USA Vs. Militia Series
Ian Slater’s USA vs. Militia series is one of those bizarre footnotes in military thriller writing that I just had to check out in full. A while ago, I reviewed Battle Front, which is actually the third installment. Having since read all five books, now I can give my opinion on the entire series.
I described Battle Front as “This book is about 5-10% crazy goofy, and about 90-95% dull tedium.” In short, this is applicable to the entire series, particularly the last two books. These involve more pedestrian hunt-the-MacGuffin plots with small unit heroes that serve as a perfect example of “Captain Beefheart Playing Normal Music Syndrome”. The most bizarre part is a general personally leading this formation, and it has all of Slater’s numerous writing weaknesses without the appealing strengths. If it consisted of two books with action somewhat below the Marine Force One line, I’d have barely given them a second thought.
But the series is more than that.
At its best, you have ferocious fights between the federal army and militia in technicals with add on “reactive armor” (Slater is, to put it mildly, not the best with terminology). You have Abrams’ deploying from C-130s. And of course, you have preternaturally well-organized and numerous militia romping through the country. To try and make them viable, Slater turns every federal commander and soldier who isn’t Mary Sue Douglas Freeman into hopeless bumblers. It’s still badly written in actual practice save for some bizarre prose turns Slater uses, but the novelty is still something.

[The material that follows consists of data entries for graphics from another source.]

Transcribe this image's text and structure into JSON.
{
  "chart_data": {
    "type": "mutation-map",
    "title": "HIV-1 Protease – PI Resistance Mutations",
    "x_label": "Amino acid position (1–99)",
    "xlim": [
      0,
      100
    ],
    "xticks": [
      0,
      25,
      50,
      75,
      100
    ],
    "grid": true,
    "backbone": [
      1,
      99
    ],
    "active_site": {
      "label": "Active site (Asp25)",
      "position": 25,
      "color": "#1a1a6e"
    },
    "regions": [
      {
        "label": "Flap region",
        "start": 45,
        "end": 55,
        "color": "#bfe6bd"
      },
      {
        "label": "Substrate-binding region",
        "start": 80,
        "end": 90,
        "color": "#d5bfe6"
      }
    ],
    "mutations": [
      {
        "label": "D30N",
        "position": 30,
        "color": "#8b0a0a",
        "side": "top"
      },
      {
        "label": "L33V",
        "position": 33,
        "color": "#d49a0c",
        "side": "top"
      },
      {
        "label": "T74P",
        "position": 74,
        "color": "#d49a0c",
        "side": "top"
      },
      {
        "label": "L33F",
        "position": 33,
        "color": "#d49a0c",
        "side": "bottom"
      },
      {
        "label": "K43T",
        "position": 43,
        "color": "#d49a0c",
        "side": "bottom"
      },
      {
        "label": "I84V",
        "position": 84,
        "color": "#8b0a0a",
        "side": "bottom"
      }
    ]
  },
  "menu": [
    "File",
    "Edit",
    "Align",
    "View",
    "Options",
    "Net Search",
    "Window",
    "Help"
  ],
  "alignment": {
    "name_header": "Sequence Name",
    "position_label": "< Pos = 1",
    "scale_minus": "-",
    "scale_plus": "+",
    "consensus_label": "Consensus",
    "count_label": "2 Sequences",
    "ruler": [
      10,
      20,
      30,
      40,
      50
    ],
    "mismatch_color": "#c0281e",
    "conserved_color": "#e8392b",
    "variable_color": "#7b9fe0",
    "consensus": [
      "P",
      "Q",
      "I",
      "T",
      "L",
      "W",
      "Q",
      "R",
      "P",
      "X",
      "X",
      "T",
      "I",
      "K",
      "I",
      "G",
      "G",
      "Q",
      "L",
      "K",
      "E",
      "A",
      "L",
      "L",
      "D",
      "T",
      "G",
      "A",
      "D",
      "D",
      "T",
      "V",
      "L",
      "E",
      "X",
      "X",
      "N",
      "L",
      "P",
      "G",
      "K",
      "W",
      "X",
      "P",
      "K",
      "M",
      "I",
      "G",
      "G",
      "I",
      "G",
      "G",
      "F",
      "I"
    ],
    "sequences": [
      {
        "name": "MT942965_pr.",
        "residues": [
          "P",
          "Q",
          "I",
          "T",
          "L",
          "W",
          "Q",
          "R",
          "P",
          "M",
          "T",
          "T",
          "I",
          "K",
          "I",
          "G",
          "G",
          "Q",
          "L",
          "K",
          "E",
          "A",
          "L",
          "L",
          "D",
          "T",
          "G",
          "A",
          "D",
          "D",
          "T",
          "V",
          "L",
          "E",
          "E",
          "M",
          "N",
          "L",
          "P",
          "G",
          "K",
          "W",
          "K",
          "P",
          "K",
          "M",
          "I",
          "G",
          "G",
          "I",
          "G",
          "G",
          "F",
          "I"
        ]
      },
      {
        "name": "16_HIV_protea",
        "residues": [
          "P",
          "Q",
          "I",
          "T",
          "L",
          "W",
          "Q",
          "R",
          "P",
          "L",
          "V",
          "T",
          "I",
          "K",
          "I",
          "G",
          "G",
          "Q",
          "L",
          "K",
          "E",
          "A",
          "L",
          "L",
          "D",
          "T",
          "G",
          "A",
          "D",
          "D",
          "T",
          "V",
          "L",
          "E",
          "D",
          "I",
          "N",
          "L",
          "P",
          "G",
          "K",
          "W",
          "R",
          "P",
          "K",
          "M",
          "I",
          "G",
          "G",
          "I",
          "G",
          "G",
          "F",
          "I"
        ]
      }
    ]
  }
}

There’s two more distinctive elements. The first is the politics. Now, normally you’d expect a book about a second American civil war to be monstrously political. This, surprisingly isn’t. Or at least it feels oddly detached, coming from an Australian-Canadian having to look across the border through a distorted, second-hand lens.
The second is a complaint I’ve heard a lot about Slater’s World War III series, and which I saw firsthand here-he has absolutely no concept of continuity. There are references to the Third World War, references to the Gulf War, jumping references to real events that happened before the book in question got published, contradictory historical references, and no real sense of overall progression. The series ends on a strange half-conclusion, with the out-of-universe reason for its stoppage obviously clear from its publication date of December 2001.
This series occasionally can be an interesting curiosity, but it’s a mere curiosity without much substance.